The LumenVox Speech Recognizer includes support for American English, Australian English, Indian English, U.K. English, Mexican Spanish, South American Spanish, Canadian French and Brazilian Portuguese.

Configuring Acoustic Models

10.0 and later

Starting with version 10.0, the LumenVox Speech Recognizer no longer includes all of its acoustic models with the standard installation. Instead, the acoustic models are broken out into individual packages for selective installation and configuration. They are available with the rest of the installation packages at

By default, the en-US (American English) model is installed with the ASR and loaded automatically. If you wish to use another acoustic model, you only need to install the acoustic model. During its installation, the appropriate components are put into directories needed by the ASR. You do not need to move the models around between folders.

As is always the case, you will need to declare which acoustic model you want the audio decoded against in the grammar header's language declaration. You can only decode audio against a single acoustic model.

If you wish to remove an acoustic model, you can use the Windows Add/Remove Programs function, or in Linux call rpm -e packagename.

9.5 and prior

The Speech Engine comes complete with all of the acoustic models you need in order to use the supported languages. By default, the Speech Engine will only recognize American English. To use other languages, you must first copy them into the proper folder.

On Windows, inside the Engine's installation directory is a Lang folder, and inside of that is a directory called OtherLanguages which contains the various acoustic models. On Linux, these models are in /etc/lumenvox/Lang/ by default. Simply copy the models you wish to use into the Dict directory in the Lang folder. You must stop and restart the Speech  Engine service for these new models to be available.

It is very important to note that you cannot have two acoustic models active the same time. Within an application, you could switch between English and Spanish, but you could not decode an utterance against both models at the same time. This means you cannot have two grammars with different languages active at once -- doing so will cause an error.

Each acoustic model uses a significant amount of memory, so you should not load models you will not be using. If you need models that use less memory (at a cost of being less accurate), you should see our instructions for less memory intensive models.

Continuous vs. Semi-Continuous Models

Previous to version 9.5, the LumenVox Speech Recognizer used either of two algorithms for recognizing patterns in speech – continuous or semi-continuous acoustic models.

As of version 9.5, all acoustic models have been rebuilt using the improved continuous model. If you are using a semi-continuous model on a version after 9.5, it is advised that you switch to the continuous version.
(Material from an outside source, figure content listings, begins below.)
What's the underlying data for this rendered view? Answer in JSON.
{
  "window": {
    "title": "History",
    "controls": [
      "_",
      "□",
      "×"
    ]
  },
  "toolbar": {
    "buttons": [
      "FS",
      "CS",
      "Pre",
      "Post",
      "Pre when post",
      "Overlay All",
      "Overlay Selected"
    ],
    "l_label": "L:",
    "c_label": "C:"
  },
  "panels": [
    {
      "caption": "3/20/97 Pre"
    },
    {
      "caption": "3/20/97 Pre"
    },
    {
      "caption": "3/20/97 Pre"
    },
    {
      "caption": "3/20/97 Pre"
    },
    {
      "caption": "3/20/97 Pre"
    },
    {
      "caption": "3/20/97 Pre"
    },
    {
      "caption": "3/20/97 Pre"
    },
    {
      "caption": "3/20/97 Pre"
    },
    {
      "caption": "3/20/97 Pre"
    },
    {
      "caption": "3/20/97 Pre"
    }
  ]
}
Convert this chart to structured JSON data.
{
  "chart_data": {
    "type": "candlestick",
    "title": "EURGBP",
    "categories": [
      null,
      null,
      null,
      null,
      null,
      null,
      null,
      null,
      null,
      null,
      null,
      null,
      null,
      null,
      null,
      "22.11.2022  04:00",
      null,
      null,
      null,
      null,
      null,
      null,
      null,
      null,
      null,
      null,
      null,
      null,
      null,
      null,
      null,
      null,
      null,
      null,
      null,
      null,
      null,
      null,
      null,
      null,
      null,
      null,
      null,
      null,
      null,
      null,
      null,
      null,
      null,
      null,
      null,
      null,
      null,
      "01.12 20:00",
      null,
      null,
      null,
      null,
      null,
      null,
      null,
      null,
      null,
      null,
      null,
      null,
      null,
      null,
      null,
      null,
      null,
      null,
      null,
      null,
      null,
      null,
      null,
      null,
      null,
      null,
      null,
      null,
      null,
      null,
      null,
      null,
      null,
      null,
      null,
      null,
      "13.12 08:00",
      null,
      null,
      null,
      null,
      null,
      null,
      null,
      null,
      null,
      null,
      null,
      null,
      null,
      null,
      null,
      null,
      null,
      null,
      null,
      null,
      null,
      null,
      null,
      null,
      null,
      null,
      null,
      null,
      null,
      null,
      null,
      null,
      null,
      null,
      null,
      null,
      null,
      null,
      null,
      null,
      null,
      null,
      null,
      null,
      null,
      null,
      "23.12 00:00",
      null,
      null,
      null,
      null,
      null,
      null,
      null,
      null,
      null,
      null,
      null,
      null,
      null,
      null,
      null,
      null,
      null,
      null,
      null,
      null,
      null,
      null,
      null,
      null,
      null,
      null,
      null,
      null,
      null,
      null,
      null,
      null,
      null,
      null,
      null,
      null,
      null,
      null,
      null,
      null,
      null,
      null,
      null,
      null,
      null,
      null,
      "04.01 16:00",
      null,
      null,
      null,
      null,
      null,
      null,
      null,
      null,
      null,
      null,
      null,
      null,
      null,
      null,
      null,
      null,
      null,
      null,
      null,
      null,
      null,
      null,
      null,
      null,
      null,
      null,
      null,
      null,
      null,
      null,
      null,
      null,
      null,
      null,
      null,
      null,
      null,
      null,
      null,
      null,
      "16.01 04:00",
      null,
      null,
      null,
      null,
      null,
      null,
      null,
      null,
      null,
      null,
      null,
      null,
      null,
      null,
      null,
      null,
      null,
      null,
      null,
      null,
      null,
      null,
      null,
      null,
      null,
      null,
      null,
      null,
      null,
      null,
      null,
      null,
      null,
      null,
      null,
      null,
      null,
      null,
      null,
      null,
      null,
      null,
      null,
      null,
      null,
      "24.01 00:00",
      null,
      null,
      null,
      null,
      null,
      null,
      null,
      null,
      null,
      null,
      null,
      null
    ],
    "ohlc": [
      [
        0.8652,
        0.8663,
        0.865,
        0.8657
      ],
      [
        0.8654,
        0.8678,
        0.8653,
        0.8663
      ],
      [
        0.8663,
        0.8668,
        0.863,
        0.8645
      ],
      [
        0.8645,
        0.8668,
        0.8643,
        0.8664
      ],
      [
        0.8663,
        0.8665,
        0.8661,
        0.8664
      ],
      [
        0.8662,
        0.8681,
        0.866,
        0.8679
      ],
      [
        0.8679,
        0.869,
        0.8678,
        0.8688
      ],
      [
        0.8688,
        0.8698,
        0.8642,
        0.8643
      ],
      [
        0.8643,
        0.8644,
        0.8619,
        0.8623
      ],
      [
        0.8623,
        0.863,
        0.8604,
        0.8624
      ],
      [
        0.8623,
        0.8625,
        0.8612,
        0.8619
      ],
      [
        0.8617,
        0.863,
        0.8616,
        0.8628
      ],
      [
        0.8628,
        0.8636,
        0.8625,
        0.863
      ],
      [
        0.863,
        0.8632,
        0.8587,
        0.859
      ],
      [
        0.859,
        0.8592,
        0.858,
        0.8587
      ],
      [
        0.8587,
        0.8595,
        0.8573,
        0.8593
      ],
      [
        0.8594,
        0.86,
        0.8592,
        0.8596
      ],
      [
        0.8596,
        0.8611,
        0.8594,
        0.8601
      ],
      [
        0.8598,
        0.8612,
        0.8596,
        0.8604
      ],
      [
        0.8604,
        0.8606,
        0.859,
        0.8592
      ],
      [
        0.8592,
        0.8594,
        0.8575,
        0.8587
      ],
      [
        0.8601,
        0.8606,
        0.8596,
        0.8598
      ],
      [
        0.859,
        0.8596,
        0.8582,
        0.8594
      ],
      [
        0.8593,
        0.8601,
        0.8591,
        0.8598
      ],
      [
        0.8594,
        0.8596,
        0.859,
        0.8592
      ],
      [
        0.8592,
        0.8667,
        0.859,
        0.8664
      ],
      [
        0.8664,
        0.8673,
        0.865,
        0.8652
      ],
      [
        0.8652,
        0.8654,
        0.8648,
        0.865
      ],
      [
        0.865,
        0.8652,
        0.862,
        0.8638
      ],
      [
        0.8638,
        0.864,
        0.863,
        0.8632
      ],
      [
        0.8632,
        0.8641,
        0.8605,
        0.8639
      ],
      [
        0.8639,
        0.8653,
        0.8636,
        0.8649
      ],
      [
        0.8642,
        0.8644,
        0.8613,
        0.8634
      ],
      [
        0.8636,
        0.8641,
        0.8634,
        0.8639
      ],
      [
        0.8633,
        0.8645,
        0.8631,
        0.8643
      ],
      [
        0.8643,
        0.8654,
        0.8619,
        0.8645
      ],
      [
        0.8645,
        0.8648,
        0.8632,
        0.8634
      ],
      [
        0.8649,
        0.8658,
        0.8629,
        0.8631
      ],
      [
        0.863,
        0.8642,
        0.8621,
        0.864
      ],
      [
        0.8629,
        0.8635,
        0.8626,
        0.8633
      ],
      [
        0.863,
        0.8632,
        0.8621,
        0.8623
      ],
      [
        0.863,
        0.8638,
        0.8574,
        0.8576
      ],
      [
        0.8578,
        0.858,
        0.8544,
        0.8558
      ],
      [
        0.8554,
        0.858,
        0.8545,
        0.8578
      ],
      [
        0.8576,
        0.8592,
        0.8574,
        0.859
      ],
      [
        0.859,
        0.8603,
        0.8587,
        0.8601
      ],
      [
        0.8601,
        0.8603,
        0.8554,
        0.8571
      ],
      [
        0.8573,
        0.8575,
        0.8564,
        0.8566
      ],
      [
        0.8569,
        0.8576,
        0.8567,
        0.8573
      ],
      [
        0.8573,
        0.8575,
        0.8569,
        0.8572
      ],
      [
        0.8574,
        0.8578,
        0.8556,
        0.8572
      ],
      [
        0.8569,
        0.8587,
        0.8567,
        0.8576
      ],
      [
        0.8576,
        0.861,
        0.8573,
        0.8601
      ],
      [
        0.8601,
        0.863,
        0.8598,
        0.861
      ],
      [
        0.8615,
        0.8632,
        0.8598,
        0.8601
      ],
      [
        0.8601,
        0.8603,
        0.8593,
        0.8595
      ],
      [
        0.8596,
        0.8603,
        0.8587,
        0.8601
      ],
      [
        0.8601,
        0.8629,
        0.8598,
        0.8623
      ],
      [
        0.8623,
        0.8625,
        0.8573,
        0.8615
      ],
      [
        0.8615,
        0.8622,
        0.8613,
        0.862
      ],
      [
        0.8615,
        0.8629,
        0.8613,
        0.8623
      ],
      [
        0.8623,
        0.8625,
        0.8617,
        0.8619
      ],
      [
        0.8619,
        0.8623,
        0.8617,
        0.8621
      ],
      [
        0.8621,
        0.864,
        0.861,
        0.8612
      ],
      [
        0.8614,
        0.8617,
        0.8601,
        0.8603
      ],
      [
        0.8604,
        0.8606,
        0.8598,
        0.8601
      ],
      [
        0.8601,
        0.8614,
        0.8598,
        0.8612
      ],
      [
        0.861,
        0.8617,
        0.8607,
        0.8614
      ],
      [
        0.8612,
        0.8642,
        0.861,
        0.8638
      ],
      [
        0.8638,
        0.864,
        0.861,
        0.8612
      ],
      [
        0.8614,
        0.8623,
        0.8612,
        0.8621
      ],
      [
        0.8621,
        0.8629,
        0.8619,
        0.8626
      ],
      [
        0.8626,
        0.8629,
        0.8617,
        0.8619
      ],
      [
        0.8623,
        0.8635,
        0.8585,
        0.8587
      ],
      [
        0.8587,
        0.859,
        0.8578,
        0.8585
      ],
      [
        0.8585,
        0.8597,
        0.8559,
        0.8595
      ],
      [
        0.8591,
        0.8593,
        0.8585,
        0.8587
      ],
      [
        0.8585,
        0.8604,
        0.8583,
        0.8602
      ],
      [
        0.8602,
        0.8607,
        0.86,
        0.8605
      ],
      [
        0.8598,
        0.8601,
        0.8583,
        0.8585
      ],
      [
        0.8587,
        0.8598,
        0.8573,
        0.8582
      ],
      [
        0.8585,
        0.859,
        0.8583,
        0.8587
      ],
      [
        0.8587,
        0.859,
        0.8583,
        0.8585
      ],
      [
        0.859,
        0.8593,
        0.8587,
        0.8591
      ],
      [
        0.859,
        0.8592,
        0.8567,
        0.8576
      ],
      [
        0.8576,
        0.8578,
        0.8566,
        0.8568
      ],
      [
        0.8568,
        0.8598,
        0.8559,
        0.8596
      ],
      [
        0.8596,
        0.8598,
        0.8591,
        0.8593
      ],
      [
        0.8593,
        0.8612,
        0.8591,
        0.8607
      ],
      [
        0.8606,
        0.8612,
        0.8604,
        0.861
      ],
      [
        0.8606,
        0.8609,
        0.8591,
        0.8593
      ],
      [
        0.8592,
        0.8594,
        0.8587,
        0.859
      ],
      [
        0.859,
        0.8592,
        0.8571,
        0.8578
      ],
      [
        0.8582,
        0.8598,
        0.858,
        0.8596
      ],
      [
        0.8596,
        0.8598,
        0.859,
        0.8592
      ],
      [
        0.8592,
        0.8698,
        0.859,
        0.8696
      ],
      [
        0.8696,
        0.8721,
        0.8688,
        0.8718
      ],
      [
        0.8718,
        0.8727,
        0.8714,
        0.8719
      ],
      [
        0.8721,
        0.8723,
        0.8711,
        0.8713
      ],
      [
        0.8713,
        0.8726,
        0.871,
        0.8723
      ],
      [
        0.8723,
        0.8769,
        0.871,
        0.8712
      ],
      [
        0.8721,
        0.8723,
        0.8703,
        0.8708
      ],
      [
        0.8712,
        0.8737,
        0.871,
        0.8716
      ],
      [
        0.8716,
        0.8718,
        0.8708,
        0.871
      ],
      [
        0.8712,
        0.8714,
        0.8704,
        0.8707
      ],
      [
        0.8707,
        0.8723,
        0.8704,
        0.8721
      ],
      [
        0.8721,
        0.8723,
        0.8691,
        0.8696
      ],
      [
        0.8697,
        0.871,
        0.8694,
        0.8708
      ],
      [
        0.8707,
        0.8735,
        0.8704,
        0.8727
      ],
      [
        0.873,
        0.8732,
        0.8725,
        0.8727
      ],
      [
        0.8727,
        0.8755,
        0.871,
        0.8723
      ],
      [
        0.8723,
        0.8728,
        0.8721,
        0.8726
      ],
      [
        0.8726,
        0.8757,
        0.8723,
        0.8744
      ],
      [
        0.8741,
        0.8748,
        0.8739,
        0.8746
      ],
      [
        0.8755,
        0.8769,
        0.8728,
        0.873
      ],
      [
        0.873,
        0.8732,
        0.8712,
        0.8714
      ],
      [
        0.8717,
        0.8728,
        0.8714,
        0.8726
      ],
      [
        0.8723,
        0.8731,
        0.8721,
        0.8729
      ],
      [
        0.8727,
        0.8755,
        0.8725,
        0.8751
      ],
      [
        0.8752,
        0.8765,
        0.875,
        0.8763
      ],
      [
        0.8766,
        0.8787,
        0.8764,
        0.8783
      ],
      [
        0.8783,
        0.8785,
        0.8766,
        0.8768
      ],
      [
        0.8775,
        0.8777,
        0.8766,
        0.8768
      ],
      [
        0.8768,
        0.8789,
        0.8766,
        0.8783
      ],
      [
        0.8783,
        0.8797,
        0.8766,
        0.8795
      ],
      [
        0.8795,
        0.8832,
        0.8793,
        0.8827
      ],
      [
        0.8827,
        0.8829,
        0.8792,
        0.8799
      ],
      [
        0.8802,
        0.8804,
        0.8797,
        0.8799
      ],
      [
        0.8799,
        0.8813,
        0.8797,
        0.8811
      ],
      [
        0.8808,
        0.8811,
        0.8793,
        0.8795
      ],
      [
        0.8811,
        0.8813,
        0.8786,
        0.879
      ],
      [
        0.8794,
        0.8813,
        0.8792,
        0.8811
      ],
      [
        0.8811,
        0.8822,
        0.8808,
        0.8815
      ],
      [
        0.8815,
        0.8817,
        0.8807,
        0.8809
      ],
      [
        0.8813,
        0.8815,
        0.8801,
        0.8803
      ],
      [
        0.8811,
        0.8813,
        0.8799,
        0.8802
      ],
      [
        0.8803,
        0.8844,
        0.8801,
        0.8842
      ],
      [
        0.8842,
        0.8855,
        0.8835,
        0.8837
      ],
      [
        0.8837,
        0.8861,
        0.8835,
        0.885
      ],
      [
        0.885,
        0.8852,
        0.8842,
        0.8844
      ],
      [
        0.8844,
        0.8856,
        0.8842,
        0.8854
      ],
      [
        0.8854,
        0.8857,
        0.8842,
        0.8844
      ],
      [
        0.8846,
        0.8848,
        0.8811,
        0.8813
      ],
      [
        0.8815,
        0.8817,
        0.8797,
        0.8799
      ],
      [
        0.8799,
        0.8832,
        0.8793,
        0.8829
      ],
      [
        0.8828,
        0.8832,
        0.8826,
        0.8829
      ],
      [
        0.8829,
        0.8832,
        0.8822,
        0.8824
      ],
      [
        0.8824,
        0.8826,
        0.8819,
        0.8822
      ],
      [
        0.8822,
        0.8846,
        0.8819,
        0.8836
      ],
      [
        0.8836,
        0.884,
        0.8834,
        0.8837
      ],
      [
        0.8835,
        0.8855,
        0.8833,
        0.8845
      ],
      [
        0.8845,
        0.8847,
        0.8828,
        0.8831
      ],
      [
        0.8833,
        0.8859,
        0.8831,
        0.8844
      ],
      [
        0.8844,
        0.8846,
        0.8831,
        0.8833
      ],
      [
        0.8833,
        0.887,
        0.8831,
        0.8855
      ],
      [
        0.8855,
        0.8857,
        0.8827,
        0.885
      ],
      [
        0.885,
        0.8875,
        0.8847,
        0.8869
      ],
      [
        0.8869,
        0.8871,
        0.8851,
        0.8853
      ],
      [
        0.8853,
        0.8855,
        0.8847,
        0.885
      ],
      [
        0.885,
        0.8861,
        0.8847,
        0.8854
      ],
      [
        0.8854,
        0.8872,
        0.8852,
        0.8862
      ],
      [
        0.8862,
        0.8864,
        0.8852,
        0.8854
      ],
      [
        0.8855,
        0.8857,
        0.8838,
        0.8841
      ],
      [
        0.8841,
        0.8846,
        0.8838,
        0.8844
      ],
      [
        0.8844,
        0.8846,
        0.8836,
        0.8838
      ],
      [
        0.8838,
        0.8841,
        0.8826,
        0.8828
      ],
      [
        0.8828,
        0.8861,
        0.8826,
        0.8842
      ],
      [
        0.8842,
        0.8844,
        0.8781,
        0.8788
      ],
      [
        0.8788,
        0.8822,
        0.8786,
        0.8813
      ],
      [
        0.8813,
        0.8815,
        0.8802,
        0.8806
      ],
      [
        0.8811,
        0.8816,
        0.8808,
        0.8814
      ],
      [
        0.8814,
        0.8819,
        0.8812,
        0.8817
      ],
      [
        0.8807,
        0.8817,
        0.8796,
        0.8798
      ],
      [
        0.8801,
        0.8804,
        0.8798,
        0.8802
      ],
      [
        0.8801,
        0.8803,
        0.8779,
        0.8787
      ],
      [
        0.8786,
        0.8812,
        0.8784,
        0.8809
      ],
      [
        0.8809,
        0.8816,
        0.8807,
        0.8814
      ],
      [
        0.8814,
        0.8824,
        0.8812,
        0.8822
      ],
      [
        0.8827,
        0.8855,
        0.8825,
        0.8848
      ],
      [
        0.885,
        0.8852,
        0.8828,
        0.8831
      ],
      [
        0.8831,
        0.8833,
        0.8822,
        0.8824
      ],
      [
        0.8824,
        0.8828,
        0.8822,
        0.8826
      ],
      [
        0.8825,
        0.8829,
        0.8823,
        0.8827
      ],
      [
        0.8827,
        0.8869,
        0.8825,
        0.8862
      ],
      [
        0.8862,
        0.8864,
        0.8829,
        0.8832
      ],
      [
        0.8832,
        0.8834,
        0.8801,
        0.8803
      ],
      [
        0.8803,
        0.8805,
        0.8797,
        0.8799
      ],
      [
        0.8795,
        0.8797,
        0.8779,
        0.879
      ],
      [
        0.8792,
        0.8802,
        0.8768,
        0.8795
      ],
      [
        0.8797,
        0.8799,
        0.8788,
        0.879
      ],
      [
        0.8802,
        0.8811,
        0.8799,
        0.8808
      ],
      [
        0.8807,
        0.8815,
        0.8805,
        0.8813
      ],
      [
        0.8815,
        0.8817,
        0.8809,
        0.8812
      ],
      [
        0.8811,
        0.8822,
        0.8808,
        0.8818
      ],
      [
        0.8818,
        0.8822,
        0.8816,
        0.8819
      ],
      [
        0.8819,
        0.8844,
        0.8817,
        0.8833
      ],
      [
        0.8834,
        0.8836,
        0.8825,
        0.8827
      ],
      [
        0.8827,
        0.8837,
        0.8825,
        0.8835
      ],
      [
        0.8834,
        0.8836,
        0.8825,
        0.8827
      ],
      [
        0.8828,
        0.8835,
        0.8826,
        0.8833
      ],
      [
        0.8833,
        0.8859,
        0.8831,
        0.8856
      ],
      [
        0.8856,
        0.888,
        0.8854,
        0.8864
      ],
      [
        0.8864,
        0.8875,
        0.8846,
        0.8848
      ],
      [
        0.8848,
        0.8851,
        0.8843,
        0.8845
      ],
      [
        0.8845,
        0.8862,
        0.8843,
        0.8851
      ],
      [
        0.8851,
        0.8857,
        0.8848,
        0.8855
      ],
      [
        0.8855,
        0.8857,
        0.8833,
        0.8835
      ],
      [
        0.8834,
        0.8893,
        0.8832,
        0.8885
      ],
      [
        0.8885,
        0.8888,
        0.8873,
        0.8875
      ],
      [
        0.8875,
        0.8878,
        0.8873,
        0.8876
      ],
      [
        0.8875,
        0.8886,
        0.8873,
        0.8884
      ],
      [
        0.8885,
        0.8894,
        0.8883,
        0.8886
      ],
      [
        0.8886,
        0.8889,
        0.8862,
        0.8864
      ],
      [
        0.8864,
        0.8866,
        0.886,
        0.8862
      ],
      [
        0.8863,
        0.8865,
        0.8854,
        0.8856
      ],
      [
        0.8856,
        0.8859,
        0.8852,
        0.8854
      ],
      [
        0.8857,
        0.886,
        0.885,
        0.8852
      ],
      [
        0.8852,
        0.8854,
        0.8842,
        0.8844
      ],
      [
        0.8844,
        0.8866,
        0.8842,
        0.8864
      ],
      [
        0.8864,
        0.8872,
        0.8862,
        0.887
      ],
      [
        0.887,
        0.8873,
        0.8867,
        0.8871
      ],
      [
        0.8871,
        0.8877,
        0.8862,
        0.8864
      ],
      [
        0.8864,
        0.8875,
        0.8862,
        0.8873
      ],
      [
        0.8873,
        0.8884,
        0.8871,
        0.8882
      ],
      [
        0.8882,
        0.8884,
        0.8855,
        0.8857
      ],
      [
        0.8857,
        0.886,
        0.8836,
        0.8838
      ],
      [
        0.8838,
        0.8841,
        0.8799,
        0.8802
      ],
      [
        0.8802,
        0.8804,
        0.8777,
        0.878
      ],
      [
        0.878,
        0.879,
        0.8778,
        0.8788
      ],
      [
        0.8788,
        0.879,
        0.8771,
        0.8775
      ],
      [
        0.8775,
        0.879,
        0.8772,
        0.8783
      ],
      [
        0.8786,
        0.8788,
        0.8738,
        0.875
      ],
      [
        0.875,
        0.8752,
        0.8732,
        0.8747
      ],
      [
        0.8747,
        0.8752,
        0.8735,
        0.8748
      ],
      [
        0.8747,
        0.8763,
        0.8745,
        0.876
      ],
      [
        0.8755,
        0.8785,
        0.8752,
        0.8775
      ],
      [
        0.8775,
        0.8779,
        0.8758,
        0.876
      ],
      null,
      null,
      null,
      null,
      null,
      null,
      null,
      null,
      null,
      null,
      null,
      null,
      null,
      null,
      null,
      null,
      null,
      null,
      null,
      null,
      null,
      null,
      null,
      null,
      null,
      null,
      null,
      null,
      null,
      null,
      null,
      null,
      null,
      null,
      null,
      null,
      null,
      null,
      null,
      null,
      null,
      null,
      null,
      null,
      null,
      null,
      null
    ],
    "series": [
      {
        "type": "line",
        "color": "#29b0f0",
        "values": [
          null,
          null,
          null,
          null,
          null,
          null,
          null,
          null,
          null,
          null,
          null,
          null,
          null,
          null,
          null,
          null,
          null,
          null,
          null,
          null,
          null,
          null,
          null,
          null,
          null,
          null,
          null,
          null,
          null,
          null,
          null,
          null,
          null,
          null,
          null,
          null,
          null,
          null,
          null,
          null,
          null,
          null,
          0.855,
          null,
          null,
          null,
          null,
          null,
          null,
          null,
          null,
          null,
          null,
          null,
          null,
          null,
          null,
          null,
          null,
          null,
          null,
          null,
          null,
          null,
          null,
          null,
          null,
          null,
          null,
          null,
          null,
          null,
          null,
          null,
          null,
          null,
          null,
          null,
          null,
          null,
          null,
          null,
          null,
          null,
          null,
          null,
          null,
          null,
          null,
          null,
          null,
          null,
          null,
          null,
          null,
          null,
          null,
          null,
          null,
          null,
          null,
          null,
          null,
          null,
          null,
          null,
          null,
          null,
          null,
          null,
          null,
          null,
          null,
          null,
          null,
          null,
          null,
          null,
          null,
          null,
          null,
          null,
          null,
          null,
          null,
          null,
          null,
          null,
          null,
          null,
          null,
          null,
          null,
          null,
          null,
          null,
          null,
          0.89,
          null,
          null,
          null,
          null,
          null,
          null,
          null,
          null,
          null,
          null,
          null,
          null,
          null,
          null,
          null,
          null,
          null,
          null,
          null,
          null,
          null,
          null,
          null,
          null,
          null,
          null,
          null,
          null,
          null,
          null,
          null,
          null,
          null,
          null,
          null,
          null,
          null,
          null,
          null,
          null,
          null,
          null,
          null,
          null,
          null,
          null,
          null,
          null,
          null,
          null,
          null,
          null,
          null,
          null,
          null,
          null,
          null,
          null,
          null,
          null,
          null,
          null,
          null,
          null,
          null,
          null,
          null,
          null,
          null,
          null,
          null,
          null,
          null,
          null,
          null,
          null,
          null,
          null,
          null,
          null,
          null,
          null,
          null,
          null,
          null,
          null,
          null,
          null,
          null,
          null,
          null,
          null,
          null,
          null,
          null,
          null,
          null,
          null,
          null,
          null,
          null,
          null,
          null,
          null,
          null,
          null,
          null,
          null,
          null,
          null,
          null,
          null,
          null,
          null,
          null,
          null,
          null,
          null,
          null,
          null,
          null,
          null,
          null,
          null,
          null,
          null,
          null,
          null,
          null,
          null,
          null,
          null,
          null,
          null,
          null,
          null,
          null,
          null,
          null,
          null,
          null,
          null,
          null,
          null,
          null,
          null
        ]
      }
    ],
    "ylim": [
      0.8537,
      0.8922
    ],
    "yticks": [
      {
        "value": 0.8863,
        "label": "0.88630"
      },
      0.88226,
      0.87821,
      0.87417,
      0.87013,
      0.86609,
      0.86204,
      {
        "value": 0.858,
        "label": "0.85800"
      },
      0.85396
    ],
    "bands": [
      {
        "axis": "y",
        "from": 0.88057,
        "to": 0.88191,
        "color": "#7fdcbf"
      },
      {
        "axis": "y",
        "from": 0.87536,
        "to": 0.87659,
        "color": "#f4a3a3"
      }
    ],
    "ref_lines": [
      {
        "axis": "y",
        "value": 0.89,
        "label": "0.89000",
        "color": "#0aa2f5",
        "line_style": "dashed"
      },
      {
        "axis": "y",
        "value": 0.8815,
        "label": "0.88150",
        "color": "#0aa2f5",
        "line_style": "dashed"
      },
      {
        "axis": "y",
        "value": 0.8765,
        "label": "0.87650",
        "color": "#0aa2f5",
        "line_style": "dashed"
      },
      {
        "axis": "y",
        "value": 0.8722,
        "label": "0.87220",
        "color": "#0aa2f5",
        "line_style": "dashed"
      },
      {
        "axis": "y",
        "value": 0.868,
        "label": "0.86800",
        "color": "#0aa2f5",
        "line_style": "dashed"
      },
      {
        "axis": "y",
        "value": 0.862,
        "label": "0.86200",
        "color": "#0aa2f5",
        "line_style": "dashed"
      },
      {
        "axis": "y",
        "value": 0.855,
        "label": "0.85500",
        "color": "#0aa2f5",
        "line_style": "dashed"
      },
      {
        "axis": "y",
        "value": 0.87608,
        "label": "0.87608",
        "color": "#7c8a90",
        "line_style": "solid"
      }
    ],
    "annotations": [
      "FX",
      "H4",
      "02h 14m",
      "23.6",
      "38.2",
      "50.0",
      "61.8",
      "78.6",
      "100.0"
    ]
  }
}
In most cases, more accuracy can be gained from the continuous model, but at the expense of processing time. The continuous model typically uses 15-20% more processing time than the semi-continuous.

If you’re using an acoustic model that does not have continuous mode support, then you must switch to the semi-continuous mode. Otherwise the Speech Recognizer will not function correctly.

If you are looking to use a continuous mode-supported acoustic model (en-AU Australian English, for example), and you’ve already declared the continuous mode in your sre_server.conf, then you only need to load the acoustic model as normal.

All languages are supported with the Semi-Continuous decoder. Please see our Continuous vs. Semi-Continuous Model page for help in switching between the model types.

Which Language to Use?

Which one you should use for your application will usually be obvious. A call router in America is best served by American English, and one in Australia by Australian English.

But there are cases where it's not so clear. What if you were developing an application for South African speakers, who speak an English dialect for which there is currently no acoustic model?

In that case you may want to try UK English first, as South African English is heavily influenced by UK English, and then the other models. The same sort of logic would go for other English or Spanish dialects. For instance, if you want to recognize Spanish speakers from Spain, you would try both our Mexican and South American Spanish models to see which works best.

You may need to experiment a little bit to see which model works best for your speakers. Try different models and add phonetic spellings for words that are commonly misrecognized.